Cetera’s Roth: RCAP Filing Is ‘Fresh Start,’ With Money for Rep Retention
March 28, 2016
By James J. Green, ThinkAdvisor
RCS Capital Corp. (RCAPQ) announced Monday that some of the holding companies of its broker-dealers, and other debt holders, filed a prepackaged plan of reorganization under Chapter 11 with the U.S. Bankruptcy Court for the District of Delaware.
Larry Roth, CEO of the IBD network Cetera Financial Group, which RCAP purchased in January 2014 and includes 10 broker-dealers, said in a statement that the filing “puts us in the home stretch to complete our transformation into a Cetera-only organization that is independent, well-capitalized and privately owned.” He said the reorganization, now scheduled for completion by May 2016 (pending bankruptcy court, regulatory and other approvals) “will truly be a fresh start for Cetera that will include significant additional capital for us.”
That capital will help fund a retention program for eligible Cetera-affiliated advisors in the new Cetera-only company. Moreover, the secured debtholders have “agreed that the reorganization will not affect the current advisor deferred compensation arrangements,” according to an RCAP press release, which said Friday’s action “is expected to be the final Chapter 11 filing needed to successfully conclude the company’s restructuring process.”
Once the restructuring is complete, RCAP said that Cetera “will operate as a wholly owned, privately held business of RCS Capital, which will be owned by a group of institutional investors experienced in the financial services industry.”
Roth said, “We’re grateful to our advisors and institutions who have remained extremely loyal throughout this process, which validates the strong value proposition of Cetera.”
RCAP said that the prepackaged plan has been accepted by 78.7% of the holders of its outstanding first lien debt and 90.3% of the second lien debtholders.

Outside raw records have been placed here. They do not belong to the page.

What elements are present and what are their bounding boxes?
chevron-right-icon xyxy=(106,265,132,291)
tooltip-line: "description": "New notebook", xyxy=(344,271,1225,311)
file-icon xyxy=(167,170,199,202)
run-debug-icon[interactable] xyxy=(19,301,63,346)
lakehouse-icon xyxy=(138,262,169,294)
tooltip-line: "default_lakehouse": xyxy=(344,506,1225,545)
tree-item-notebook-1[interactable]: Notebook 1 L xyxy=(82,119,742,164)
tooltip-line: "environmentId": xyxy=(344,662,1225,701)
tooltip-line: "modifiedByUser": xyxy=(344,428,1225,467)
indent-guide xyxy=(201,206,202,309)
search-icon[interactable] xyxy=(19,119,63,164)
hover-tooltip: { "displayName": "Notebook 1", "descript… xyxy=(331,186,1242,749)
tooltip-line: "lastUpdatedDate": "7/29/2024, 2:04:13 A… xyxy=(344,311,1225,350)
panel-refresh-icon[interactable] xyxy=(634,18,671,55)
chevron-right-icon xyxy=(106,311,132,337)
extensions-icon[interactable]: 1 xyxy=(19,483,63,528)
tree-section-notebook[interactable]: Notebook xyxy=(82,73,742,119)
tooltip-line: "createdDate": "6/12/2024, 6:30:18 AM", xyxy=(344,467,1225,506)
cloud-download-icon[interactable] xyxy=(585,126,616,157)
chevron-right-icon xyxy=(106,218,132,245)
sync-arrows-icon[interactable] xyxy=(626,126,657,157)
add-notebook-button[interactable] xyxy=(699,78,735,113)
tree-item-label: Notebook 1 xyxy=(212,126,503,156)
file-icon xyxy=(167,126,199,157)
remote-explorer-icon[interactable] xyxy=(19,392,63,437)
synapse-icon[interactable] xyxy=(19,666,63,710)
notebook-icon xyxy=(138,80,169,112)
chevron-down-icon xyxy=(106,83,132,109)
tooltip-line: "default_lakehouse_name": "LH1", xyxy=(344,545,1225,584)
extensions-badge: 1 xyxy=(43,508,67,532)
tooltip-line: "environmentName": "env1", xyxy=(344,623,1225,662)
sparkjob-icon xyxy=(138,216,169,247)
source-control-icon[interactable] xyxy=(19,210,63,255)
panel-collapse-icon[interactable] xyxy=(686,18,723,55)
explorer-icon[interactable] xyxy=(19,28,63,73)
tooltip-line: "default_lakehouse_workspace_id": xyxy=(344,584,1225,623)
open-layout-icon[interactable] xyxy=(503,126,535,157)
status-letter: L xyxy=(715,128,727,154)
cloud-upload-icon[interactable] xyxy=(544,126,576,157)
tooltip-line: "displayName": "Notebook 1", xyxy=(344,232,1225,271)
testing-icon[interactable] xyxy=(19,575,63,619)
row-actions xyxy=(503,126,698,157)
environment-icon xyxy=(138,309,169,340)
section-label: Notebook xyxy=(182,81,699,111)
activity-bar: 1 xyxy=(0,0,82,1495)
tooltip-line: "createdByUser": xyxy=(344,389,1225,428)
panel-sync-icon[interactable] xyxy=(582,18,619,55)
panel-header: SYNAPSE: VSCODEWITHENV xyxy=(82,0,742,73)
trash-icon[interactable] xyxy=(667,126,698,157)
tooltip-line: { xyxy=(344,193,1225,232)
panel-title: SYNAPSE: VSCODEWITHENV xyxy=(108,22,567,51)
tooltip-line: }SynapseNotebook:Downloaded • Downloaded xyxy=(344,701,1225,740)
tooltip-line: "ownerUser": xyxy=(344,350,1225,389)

It said that Cetera’s payroll and benefits, vendor payables and “all other liabilities at these entities, including the deferred compensation plans, will continue as is and will not be impaired or modified.”
When RCAP filed for bankruptcy protection in Delaware on Jan. 31 as expected, court filings said Cetera planned to spend some $50 million on programs to retain some of the roughly 9,000 independent advisors affiliated with its network of broker-dealers. In its release Friday, RCAP said “a group of the existing lenders have fully committed to invest $150 million in new capital” which will include “continued significant investments in technology, advisor growth and service enhancements.”
More on Retention Plan
Joseph Kuo, a spokesman for Cetera, said Cetera has “worked closely with the leadership of our network’s member firms to develop a methodology for participation in our advisor retention program, encompassing a range of qualitative and quantitative factors. Our firms have commenced the process of communicating further details to eligible advisors on an individual basis, and given the size of our advisor base, this will take some time.”
Broker-dealer recruiter Jonathan Henschen says it is his understanding that the retention deals will represent 2% to 11% of one year’s trailing 12-month commissions.
Kathy Moss, president of Minneapolis-based JRA Financial, a Cetera Advisor Networks-affiliated independent wealth management firm, said that “no matter what Cetera does, they are not going to please everyone. We believe Cetera has provided us with clarity moving forward, and we appreciate the value of the retention bonus and what it represents.”